Four candidates have applied for the permanent position of city administrator, Bleess noted.
But the council was leery of making a move Tuesday.
"I don't want to rush into anything," said Councilman Scott Robertson. "It's a huge job."
The council could consider hiring a full-time administrator or sharing one with other towns, Robertson added.
"There are things that would work," he said. "We need to look into it."
Mayor Randy Nowak said he has received calls from citizens.
"They want the council to slow down," he said.
Nowak suggested putting a committee together with members of the community to interview candidates.
"That way, it's a group effort," Nowak said. "If it takes two months to get a city administrator, so be it."
Councilman Rick Johnson recalled that a personnel committee and the council chose Bleess - "Made a good decision," he said - but the time prior the decision was made by a large committee "and that didn't go so well," he said.
In the end, the council decided to revisit the topic of an interim city administrator in a special session at 7 p.m. Oct. 18.
Also at that meeting, they will discuss the street assessments, which they did not adopt Tuesday, due to a question raised by a citizen.
A number of people attended the assessment hearing, but only Judy Ness spoke at length regarding the assessment to a vacant lot she owns west of the school gymnasium. The only thing sitting on the lot is a garage, which she allows the Winnebago Area Musical Players to use to store props for productions.
Ness said the property was assessed at $6,100 and that is more than the value of the property, which she said the city had valued around $2,200.
Minnesota law says its illegal to assess an amount against a property that is more than the value of the assessment, she said, adding the value of the property is unlikely to increase to $6,100.
Ness had no problem with the street portion of the assessments, but protested the water and sewer assessments, since they are not hooked up to anything and she has no plans to build on the property.
She had asked before construction that water and sewer not be installed, but the city overrode her request and had them put in, she said.
Ness asked the council to grant her an abatement on the hookups and defer the assessment until such a time as someone would want hookups. She pointed out Blue Earth has deferred similar assessments.
Johnson pointed out it could be a prime location for a business such as a parts store, since it is now on a 10-ton street.
"You're more optimistic than I am," Ness said. "It's not on [Highway] 169."
"Water and sewer being there increases the value of the property," Ziegler noted.
"It's based on the value today, not a future value," Ness pointed out.

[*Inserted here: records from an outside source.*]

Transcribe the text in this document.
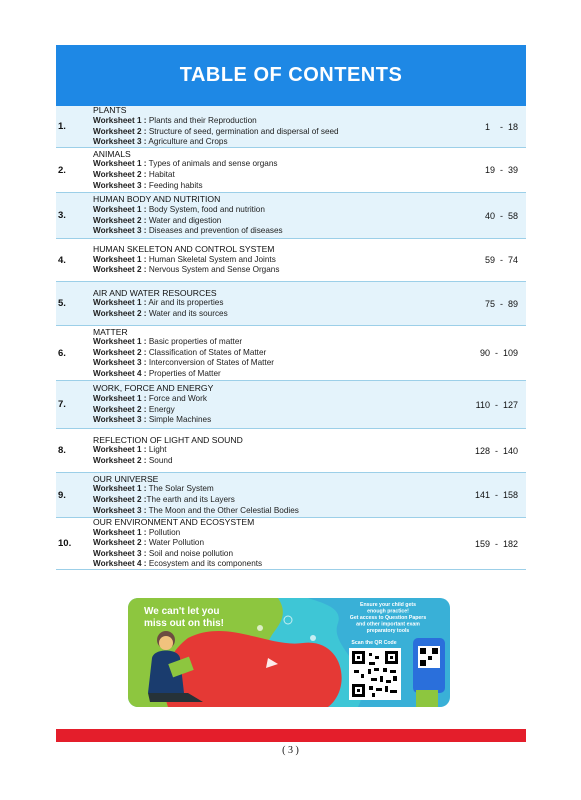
TABLE OF CONTENTS
1.
PLANTS
Worksheet 1 : Plants and their Reproduction
Worksheet 2 : Structure of seed, germination and dispersal of seed
Worksheet 3 : Agriculture and Crops
1    -  18
2.
ANIMALS
Worksheet 1 : Types of animals and sense organs
Worksheet 2 : Habitat
Worksheet 3 : Feeding habits
19  -  39
3.
HUMAN BODY AND NUTRITION
Worksheet 1 : Body System, food and nutrition
Worksheet 2 : Water and digestion
Worksheet 3 : Diseases and prevention of diseases
40  -  58
4.
HUMAN SKELETON AND CONTROL SYSTEM
Worksheet 1 : Human Skeletal System and Joints
Worksheet 2 : Nervous System and Sense Organs
59  -  74
5.
AIR AND WATER RESOURCES
Worksheet 1 : Air and its properties
Worksheet 2 : Water and its sources
75  -  89
6.
MATTER
Worksheet 1 : Basic properties of matter
Worksheet 2 : Classification of States of Matter
Worksheet 3 : Interconversion of States of Matter
Worksheet 4 : Properties of Matter
90  -  109
7.
WORK, FORCE AND ENERGY
Worksheet 1 : Force and Work
Worksheet 2 : Energy
Worksheet 3 : Simple Machines
110  -  127
8.
REFLECTION OF LIGHT AND SOUND
Worksheet 1 : Light
Worksheet 2 : Sound
128  -  140
9.
OUR UNIVERSE
Worksheet 1 : The Solar System
Worksheet 2 :The earth and its Layers
Worksheet 3 : The Moon and the Other Celestial Bodies
141  -  158
10.
OUR ENVIRONMENT AND ECOSYSTEM
Worksheet 1 : Pollution
Worksheet 2 : Water Pollution
Worksheet 3 : Soil and noise pollution
Worksheet 4 : Ecosystem and its components
159  -  182
We can't let you
miss out on this!
Ensure your child gets
enough practice!
Get access to Question Papers
and other important exam
preparatory tools
Scan the QR Code
( 3 )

City Attorney Doug Johanson wanted to find out the value of the property and Robertson wanted to look up the statute. City Engineer Wes Brown said it is up to the property owner to prove the property has not benefited from the construction and to go through the appeals process.
Robertson said an adjacent property owned by Robert Weerts is in the same situation.
The council discussed the matter, including ramifications of delaying the adoption of the resolution.
Bleess warned against delaying too long because to get it on the property tax statements for next year, the resolution must be adopted no later than November.